Chicken and spinach potato bake

Everyone loves a good potato bake recipe. There's something brilliant about the combination of a creamy and cheesy sauce with crispy layered potatoes. This recipe adds in delicious chicken sausages and roasted tomatoes for maximum flavour and a hearty texture.

  • 15 mins preparation
  • 1 hr cooking
  • Serves 6
  • Print


Chicken and spinach potato bake
  • 1 tablespoon vegetable oil
  • 750 gram chicken sausages
  • 1 onion, thinly sliced
  • 40 gram butter
  • 3 clove garlic, crushed
  • 2 tablespoon plain flour
  • 2 1/2 cup milk
  • 3/4 cup grated parmesan
  • 1 tablespoon thyme leaves
  • 1 teaspoon grated lemon zest
  • 750 gram potatoes, cut into 5mm slices
  • 160 gram bag baby spinach leaves
  • 250 gram punnet cherry tomatoes, halved


Chicken and spinach potato bake
  • 1
    Preheat oven to moderate, 180°C. Lightly grease an 8-cup baking dish.
  • 2
    In a frying pan, heat oil on high. Cook sausages, turning, 4-5 minutes until browned. Set aside to cool slightly, then slice into 1cm rounds. Place in a large bowl.
  • 3
    In same frying pan, saute onion 5 minutes until softened. Add to bowl with sausages.
  • 4
    In a medium saucepan, melt butter on high. Saute garlic 30 seconds. Stir in flour, cook 1 minute. Remove from heat.
  • 5
    Gradually mix in milk until smooth.
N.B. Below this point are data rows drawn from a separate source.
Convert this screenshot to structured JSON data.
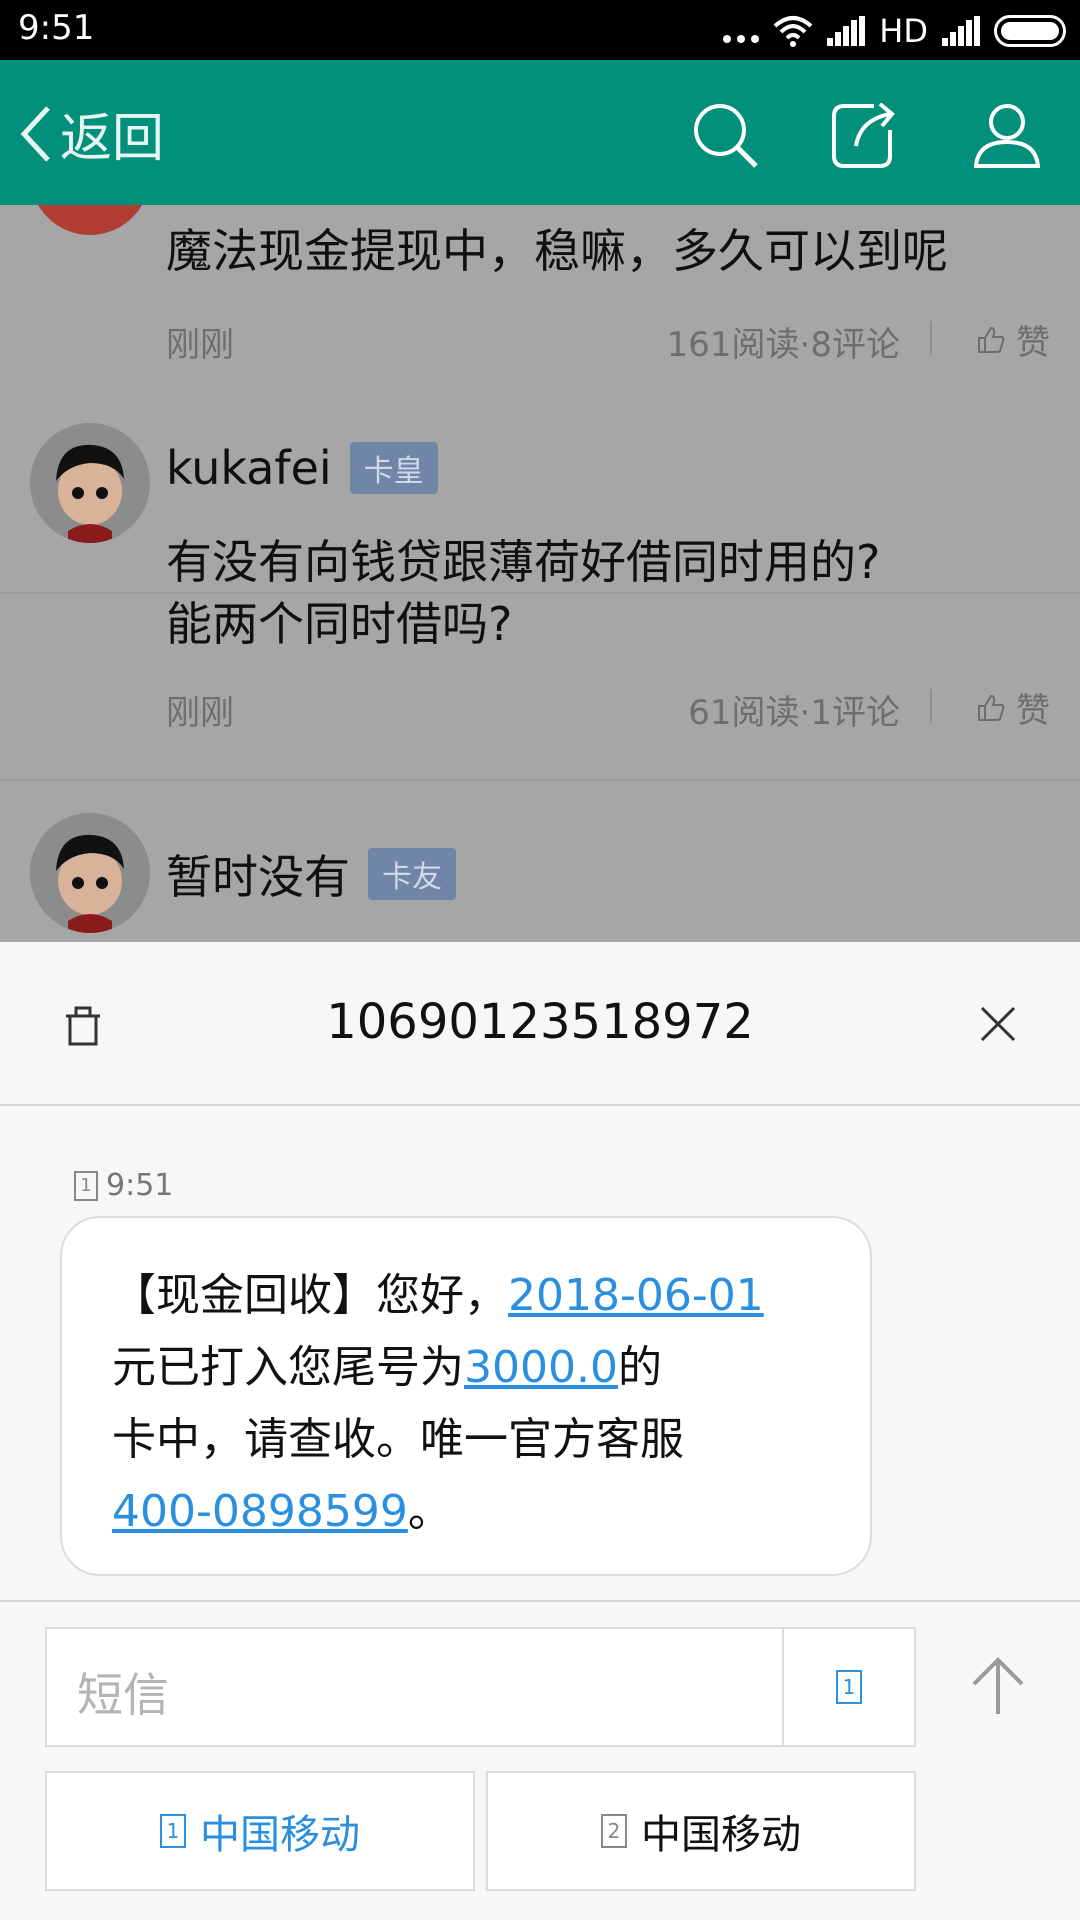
{
  "status_bar": {
    "time": "9:51",
    "network": "HD"
  },
  "header": {
    "back_label": "返回",
    "icons": [
      "search-icon",
      "share-icon",
      "user-icon"
    ],
    "accent_color": "#02907a"
  },
  "feed": {
    "posts": [
      {
        "text": "魔法现金提现中，稳嘛，多久可以到呢",
        "time": "刚刚",
        "stats": "161阅读·8评论",
        "like_label": "赞"
      },
      {
        "username": "kukafei",
        "badge": "卡皇",
        "text_line1": "有没有向钱贷跟薄荷好借同时用的?",
        "text_line2": "能两个同时借吗?",
        "time": "刚刚",
        "stats": "61阅读·1评论",
        "like_label": "赞"
      },
      {
        "username": "暂时没有",
        "badge": "卡友"
      }
    ]
  },
  "sms": {
    "sender_number": "10690123518972",
    "sim_indicator": "1",
    "timestamp": "9:51",
    "message": {
      "part1": "【现金回收】您好，",
      "link1": "2018-06-01",
      "part2": "元已打入您尾号为",
      "link2": "3000.0",
      "part3": "的",
      "part4": "卡中，请查收。唯一官方客服",
      "link3": "400-0898599",
      "part5": "。"
    },
    "input_placeholder": "短信",
    "input_sim": "1",
    "sim_buttons": [
      {
        "slot": "1",
        "label": "中国移动",
        "color": "#2a8fe0"
      },
      {
        "slot": "2",
        "label": "中国移动",
        "color": "#111111"
      }
    ]
  }
}
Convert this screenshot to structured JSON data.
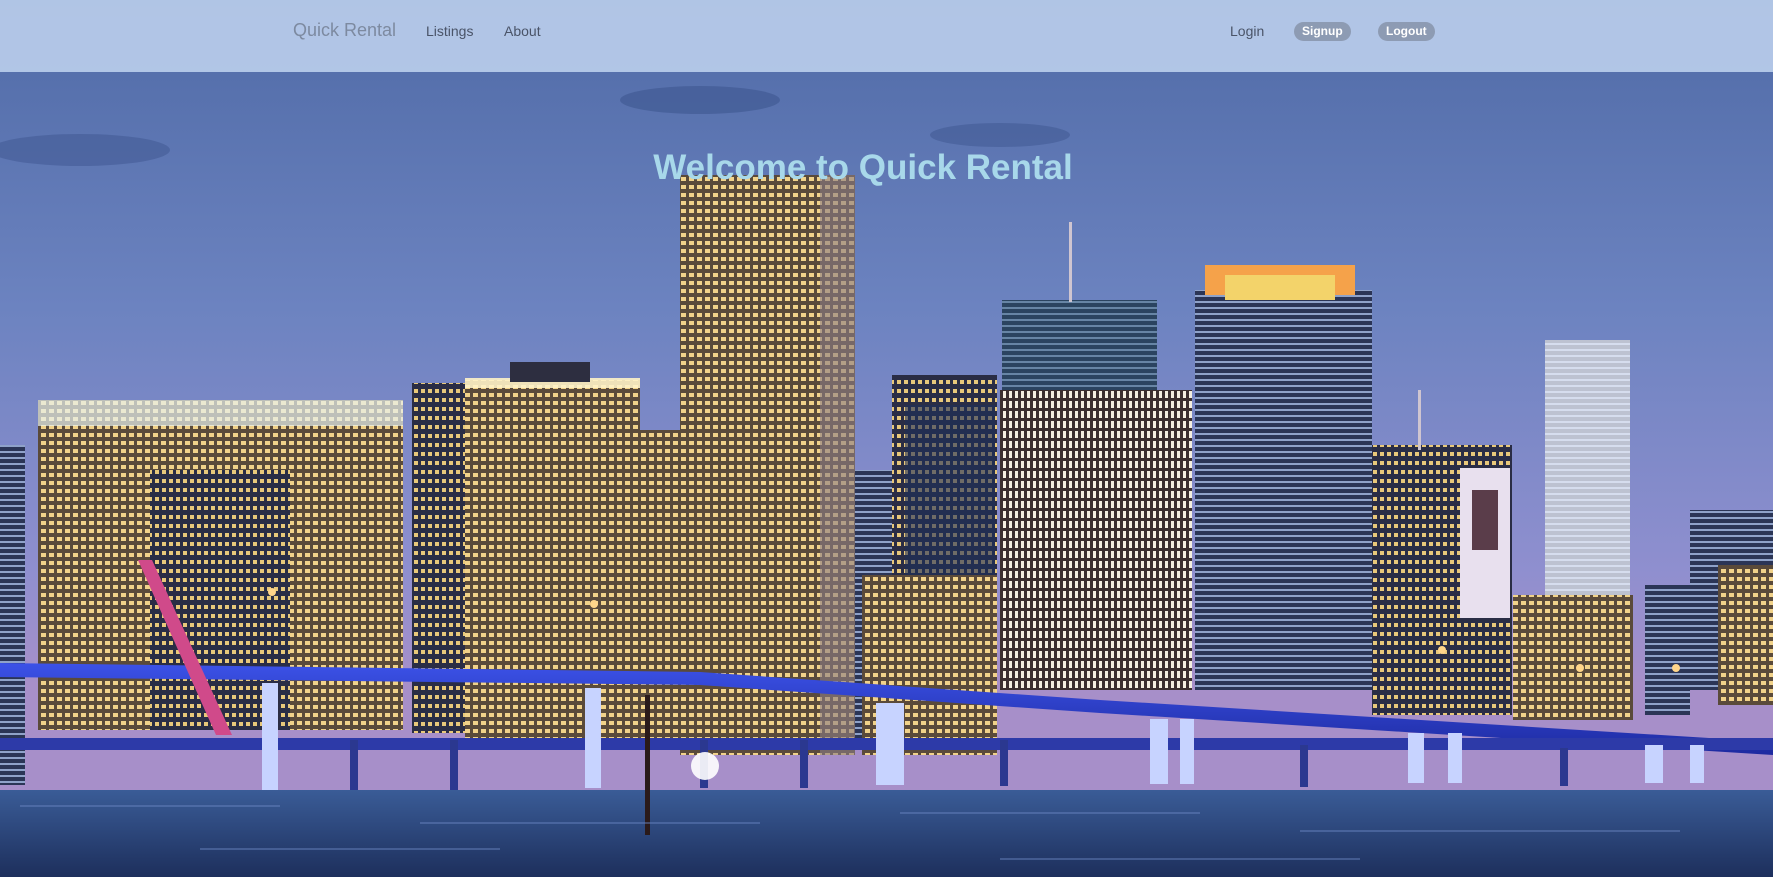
{
  "navbar": {
    "brand": "Quick Rental",
    "links": {
      "listings": "Listings",
      "about": "About"
    },
    "auth": {
      "login": "Login",
      "signup": "Signup",
      "logout": "Logout"
    }
  },
  "hero": {
    "title": "Welcome to Quick Rental",
    "background_image": "city-skyline-night-photo"
  },
  "colors": {
    "navbar_bg": "#bed2ee",
    "title_text": "#a8d8ea",
    "pill_bg": "#8d9bb3"
  }
}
Return to heat. Cook, stirring, until sauce boils and thickens. Simmer 3 minutes. Stir in 1/2 cup parmesan, thyme and zest. Season to taste.
  • 6
    Toss sauce with sausage mixture, potatoes and spinach. Transfer to dish. Cover with lightly greased foil.
  • 7
    Bake 1 hour. Remove foil. Scatter over tomatoes and remaining parmesan. Bake 10-15 minutes until tomatoes are tender. Set aside 5 minutes before serving.
  • 8
    Accompany with salad leaves or seasonal vegetables is liked.


You could also use beef or pork sausages for this recipe.